In a shocking twist of events here, I’m not particularly worried about privacy implications. Facebook has adequately convinced me that it’s not treating this as another surveillance experiment. Nor am I specifically troubled by Facebook having any power over this currency — there are twenty-six other companies with equal voting power. But I am deeply concerned by how much power this gives a consortium with power far exceeding its expected responsibility. I’ve been thinking about this in two different ways:
Let’s pretend that it’s not a currency, but is instead effectively a competitor to PayPal or Apple Cash: an escrow service for money sent through its proprietary channels.
Let’s pretend that it has nothing to do with cryptocurrencies generally and consider it a private currency in the vein of a scrip.

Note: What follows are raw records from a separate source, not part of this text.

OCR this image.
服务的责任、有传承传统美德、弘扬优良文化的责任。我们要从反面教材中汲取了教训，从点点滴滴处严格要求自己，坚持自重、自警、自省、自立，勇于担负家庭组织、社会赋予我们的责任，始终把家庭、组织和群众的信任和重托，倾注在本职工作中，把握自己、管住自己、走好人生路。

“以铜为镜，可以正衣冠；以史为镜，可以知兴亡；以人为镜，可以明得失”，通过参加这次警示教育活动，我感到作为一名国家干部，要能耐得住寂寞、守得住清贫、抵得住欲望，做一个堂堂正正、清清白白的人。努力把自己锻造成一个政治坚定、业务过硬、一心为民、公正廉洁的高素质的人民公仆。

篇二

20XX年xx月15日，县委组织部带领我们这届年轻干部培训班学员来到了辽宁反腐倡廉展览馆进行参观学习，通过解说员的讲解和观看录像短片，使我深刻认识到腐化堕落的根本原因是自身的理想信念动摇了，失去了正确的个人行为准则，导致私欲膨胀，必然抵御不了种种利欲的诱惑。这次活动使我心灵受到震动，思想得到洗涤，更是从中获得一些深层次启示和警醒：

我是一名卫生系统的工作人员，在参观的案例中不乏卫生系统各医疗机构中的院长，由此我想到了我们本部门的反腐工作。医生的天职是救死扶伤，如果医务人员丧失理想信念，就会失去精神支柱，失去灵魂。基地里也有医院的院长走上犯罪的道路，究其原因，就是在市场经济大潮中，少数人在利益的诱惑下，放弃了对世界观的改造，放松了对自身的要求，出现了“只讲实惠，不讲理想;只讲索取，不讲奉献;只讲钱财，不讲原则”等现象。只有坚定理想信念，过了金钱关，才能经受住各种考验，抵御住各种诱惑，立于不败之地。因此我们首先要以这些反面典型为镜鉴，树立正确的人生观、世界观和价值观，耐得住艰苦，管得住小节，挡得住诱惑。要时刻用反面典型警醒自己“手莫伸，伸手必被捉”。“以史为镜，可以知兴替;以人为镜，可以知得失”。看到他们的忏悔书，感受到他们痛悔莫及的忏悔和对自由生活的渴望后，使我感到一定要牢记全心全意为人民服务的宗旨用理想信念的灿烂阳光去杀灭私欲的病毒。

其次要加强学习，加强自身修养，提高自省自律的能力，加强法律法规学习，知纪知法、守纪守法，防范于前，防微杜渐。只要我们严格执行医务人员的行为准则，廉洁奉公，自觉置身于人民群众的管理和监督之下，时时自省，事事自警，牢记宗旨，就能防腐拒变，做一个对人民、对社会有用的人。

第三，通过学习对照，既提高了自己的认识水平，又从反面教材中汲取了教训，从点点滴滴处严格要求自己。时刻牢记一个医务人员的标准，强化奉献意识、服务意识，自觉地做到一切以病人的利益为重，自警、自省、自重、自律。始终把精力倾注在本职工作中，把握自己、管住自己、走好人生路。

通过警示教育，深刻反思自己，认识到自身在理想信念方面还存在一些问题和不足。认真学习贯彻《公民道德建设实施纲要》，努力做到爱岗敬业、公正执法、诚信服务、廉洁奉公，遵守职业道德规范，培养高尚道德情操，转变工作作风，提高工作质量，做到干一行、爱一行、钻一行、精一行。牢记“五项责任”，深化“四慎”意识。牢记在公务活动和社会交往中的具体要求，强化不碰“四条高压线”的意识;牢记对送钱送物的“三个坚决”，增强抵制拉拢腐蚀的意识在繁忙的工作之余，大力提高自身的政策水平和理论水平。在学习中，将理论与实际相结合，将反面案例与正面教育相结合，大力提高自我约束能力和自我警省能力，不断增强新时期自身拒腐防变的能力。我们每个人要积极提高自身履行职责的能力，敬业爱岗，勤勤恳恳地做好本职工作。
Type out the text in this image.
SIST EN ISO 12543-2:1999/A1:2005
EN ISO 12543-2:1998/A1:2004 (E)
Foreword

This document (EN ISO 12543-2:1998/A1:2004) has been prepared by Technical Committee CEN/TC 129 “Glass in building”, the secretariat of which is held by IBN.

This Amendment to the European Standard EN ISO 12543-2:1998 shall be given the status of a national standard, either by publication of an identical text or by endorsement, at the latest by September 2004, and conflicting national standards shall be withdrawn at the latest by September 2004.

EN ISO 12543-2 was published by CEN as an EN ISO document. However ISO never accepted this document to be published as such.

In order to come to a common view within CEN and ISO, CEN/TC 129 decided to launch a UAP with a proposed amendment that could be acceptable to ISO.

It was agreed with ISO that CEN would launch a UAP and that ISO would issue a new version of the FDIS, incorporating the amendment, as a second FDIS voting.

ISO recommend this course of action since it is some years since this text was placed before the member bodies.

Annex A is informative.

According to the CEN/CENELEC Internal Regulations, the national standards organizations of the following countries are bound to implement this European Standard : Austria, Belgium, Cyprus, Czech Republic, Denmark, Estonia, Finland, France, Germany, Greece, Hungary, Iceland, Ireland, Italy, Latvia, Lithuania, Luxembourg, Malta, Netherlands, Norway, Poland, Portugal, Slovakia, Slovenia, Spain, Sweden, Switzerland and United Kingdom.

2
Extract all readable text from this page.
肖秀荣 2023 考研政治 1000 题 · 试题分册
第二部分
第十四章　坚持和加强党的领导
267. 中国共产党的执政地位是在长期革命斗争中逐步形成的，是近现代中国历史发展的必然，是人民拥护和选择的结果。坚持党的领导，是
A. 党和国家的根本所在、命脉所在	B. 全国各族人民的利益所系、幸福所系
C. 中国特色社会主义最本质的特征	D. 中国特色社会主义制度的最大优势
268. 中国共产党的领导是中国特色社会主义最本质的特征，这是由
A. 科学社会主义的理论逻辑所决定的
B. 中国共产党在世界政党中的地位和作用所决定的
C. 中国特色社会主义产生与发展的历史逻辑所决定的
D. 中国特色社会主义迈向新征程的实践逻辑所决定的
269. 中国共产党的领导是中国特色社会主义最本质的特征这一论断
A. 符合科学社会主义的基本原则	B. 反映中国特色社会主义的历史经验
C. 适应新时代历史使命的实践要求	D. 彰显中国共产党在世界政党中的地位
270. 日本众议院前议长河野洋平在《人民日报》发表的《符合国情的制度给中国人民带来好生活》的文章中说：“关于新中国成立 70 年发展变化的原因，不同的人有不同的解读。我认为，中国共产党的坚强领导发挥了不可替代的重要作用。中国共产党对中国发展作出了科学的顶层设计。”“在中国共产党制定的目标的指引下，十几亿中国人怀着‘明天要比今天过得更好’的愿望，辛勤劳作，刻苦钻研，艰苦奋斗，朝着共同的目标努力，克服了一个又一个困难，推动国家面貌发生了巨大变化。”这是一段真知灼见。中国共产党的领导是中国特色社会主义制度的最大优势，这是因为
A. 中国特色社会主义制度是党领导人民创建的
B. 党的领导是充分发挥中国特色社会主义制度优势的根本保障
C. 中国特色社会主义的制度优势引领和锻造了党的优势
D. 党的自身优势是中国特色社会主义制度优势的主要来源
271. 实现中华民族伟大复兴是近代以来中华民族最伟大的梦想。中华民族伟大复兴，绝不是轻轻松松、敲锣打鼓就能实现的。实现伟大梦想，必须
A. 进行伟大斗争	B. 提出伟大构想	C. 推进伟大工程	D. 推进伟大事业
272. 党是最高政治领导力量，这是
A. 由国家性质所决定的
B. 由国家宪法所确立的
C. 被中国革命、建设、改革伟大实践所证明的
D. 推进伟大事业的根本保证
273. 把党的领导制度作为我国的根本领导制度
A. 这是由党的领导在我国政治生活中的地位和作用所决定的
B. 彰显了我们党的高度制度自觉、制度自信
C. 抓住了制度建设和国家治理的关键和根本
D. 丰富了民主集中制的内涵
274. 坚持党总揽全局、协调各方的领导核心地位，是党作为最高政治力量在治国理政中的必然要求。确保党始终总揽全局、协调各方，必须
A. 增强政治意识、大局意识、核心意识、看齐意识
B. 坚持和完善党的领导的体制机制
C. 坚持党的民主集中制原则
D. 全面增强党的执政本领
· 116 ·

Neither one sounds appealing to me given the inherent power of a backer with over two billion users. For comparison, PayPal has a couple hundred million users; Apple Cash is limited to a U.S. audience, and is effectively a bank card on the back-end. Both are little more than a temporary holding place for money. But Facebook’s power means that Libra funds could be more widely traded and accepted as their own currency, despite being privately-backed by a couple of dozen companies.
What’s more, targeting people in developing nations sounds noble and could be genuinely useful, but it also smacks of neocolonialism. What happens if this currency fails to gain adequate traction? What happens if it succeeds in gaining traction, and now small, local economies in developing nations are dependent on venture capital firms and credit card companies in the United States for their functional base of trade?
I get the eagerness to disrupt something as big as the global financial system. But you don’t have to trust the system to worry about a small consortium of mostly-American companies inventing a private and poorly regulated psuedo-currency.
Update: Max Read, New York magazine:
[…] Facebook’s biggest problem right now — the problem that lurks behind stagnant user growth in Europe and North America — is that it’s just not essential. Like any megaplatform, Facebook wants to be infrastructure: a service so important to daily life that most people have no choice but to use it. But Facebook in 2019 is increasingly easy for Americans and Europeans to quit without particular consequence, in a way that Google, say, isn’t.
Libra could, if it takes off, change that. Payment infrastructure isn’t just (potentially) more lucrative than social infrastructure, it’s much less easy to replicate, either on the business side or on the consumer side. It’s pretty easy to quit Facebook, the app where you fight with your childhood neighbor about politics. It’s much more difficult to quit Facebook, the app you use to pay your rent.
Or, potentially, the app you get paid in.